Justice Vivek Bharti Sharma (born 13 June 1963) is a retired Indian judge who served on the bench of the Uttarakhand High Court. Post retirement he was appointed as chairperson of Debt Recovery Appellate Tribunal Mumbai in

== Early life and education ==
Justice Sharma completed his schooling at Ramjas School in Delhi. He earned a Bachelor of Science (B.Sc.) degree from the University of Delhi, followed by a Bachelor of Laws (LL.B.) from the Faculty of Law, University of Delhi. Additionally, he completed a course in Forensic Science from the Department of Anthropology at the University of Delhi.

== Legal career ==
Justice Sharma began his legal practice in 1987, focusing on matrimonial, civil, and criminal cases in the district courts and the High Court of Delhi. In 1990, he was appointed as Government Counsel for the Delhi Administration. By 1994, he became the Additional Public Counsel for the Government of Delhi, handling cases for various departments, including the Directorate of Industries, Directorate of Education, Public Works Department, and Delhi Police. In 1998, he was appointed as an advocate for Indian Railways in the High Court of Delhi. Two years later, in 2000, he took on the role of Additional Standing Counsel for the Union of India.

== Judicial career ==
In 2005, Justice Sharma joined the Higher Judicial Service (HJS) of Uttarakhand as part of its inaugural batch. He served as an Additional District and Sessions Judge in Haridwar, Roorkee, Haldwani, and Nainital.
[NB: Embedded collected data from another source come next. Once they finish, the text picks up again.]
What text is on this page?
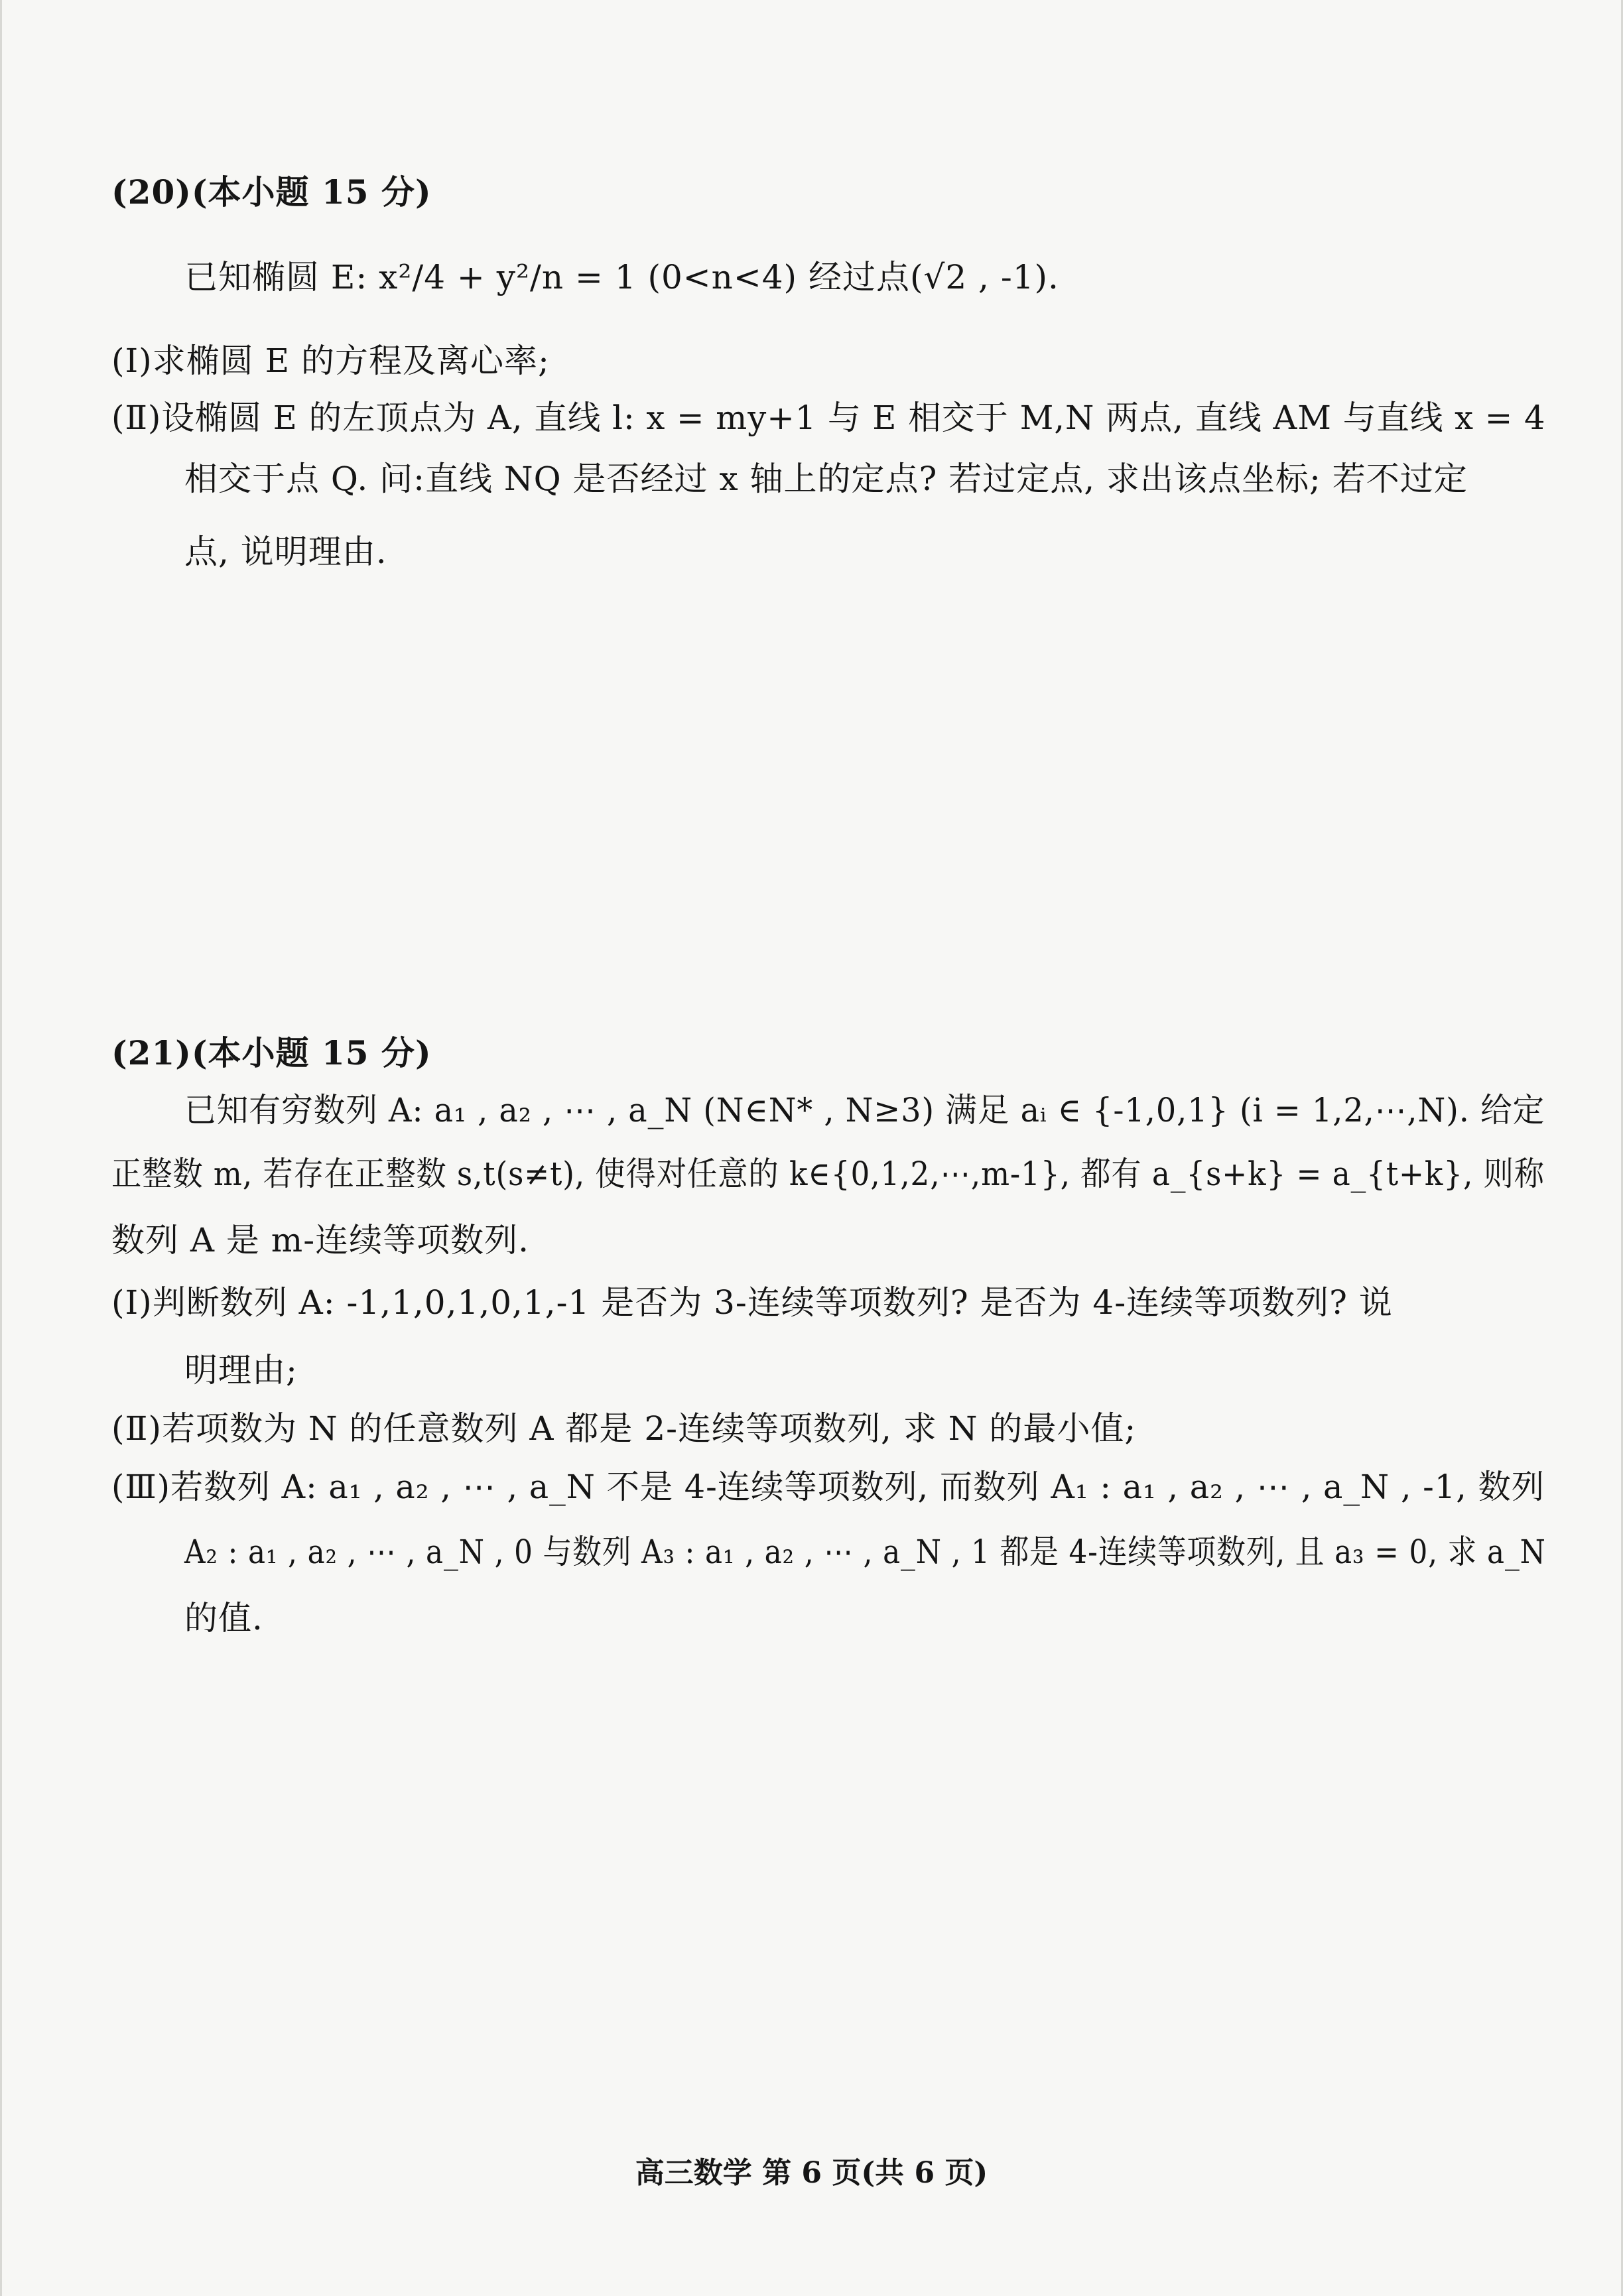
(20)(本小题 15 分)
已知椭圆 E: x²/4 + y²/n = 1 (0<n<4) 经过点(√2 , -1).
(Ⅰ)求椭圆 E 的方程及离心率;
(Ⅱ)设椭圆 E 的左顶点为 A, 直线 l: x = my+1 与 E 相交于 M,N 两点, 直线 AM 与直线 x = 4
相交于点 Q. 问:直线 NQ 是否经过 x 轴上的定点? 若过定点, 求出该点坐标; 若不过定
点, 说明理由.
(21)(本小题 15 分)
已知有穷数列 A: a₁ , a₂ , ⋯ , a_N (N∈N* , N≥3) 满足 aᵢ ∈ {-1,0,1} (i = 1,2,⋯,N). 给定
正整数 m, 若存在正整数 s,t(s≠t), 使得对任意的 k∈{0,1,2,⋯,m-1}, 都有 a_{s+k} = a_{t+k}, 则称
数列 A 是 m-连续等项数列.
(Ⅰ)判断数列 A: -1,1,0,1,0,1,-1 是否为 3-连续等项数列? 是否为 4-连续等项数列? 说
明理由;
(Ⅱ)若项数为 N 的任意数列 A 都是 2-连续等项数列, 求 N 的最小值;
(Ⅲ)若数列 A: a₁ , a₂ , ⋯ , a_N 不是 4-连续等项数列, 而数列 A₁ : a₁ , a₂ , ⋯ , a_N , -1, 数列
A₂ : a₁ , a₂ , ⋯ , a_N , 0 与数列 A₃ : a₁ , a₂ , ⋯ , a_N , 1 都是 4-连续等项数列, 且 a₃ = 0, 求 a_N
的值.
高三数学 第 6 页(共 6 页)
In May 2011, he was promoted to Principal District Judge in Pithoragarh and later held the same position in Pauri in 2013. His career also includes roles such as Legal Advisor to the Governor of Uttarakhand, Chairman of the Commercial Tax Tribunal in Dehradun, Director of the Uttarakhand Judicial and Legal Academy, Principal District Judge in Haridwar, and Registrar General of the High Court of Uttarakhand in Nainital.

== Appointment ==
Justice Sharma was appointed as a Judge of the High Court of Uttarakhand, took his oath as a Permanent Judge on 28 April 2023, and served till 12 June 2025.